Amazon.co.uk Review
The subtitle of the elegant
Apricots on the Nile says it all:
A Memoir with Recipes. Similar to other books with mouth-watering recipes embedded in the text, such Laura Esquivel's
Like Water for Chocolate, this is a feast for the senses, a memoir pervaded with just the right amount of melancholy, like a finely judged pinch of salt, to bring out the flavour. Colette Rossant had the kind of enchanted childhood that most of us like to think we had, but didn't. In her case, this involved arriving, straight from Paris, in the greatest city in Africa, Cairo, at the tender and hugely impressionable age of five. Here she was to live with her Egyptian-Jewish father and her beautiful French mother. When her father died, she was then passed around amongst a veritable tribe of grandparents, aunts, uncles and cousins. This certainly suggests that her mother was stronger in hedonistic than maternal instincts--but all the same, it made for a magical and various childhood, with no two days the same.

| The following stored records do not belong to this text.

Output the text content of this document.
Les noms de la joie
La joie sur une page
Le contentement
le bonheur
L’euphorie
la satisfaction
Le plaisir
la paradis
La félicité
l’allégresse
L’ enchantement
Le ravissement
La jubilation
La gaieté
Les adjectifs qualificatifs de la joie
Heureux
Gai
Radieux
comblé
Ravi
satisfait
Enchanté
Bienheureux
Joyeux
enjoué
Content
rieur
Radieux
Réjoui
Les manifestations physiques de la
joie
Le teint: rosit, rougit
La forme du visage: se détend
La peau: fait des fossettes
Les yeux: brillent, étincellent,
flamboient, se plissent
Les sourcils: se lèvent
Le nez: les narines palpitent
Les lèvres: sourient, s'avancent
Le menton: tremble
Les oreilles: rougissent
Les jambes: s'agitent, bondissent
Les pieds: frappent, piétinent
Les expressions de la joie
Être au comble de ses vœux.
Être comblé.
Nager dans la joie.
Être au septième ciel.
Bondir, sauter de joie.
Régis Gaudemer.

She remembers the jasmine vines growing over the garden wall, the purple and red bougainvillea in their clay pots, and the "stately mango tree". She remembers going with her grandfather to the Khan-al-Khalili market, and the names of the streets: "Gold Street, Copper Street, Silk and Cotton Streets, Carpet Street ... And most of all, of course, she remembers the food. Rossant has written no less than eight cook-books before, and this one is, among other things, her ninth. The recipes alone are enough to get the juices flowing: Fried Fish with Ground Almond-Anchovy Sauce; Soeur Leila's Red Lentil Stew; and the ones whose names you don't even understand:
Babaghanou, Mulukhiyya and the intriguing
Ful Medames. This is a book to savour slowly and enjoy to the full. --
Christopher Hart
--This text refers to an out of print or unavailable edition of this title.
Product Description
In 1937, five-year-old Colette Rossant arrived in Cairo from Paris with her Egyptian Jewish father and beautiful French mother. When her father dies Colette's flighty mother abandons the little girl to her wealthy grandparents. She soon settles into their luxuriant, food centred lifestyle - spending afternoons in the spice filled kitchen; accompanying her grandmother to the bazaar; and feasting on the delicious Egyptian food. At fifteen Colette is brought back to Paris with her mother, never to see her grandparents again, and only to return to Egypt thirty years later. In this charming, funny, and moving memoir, accompanied by mouth watering recipes, she evokes an Egypt lost, to her and to us, forever.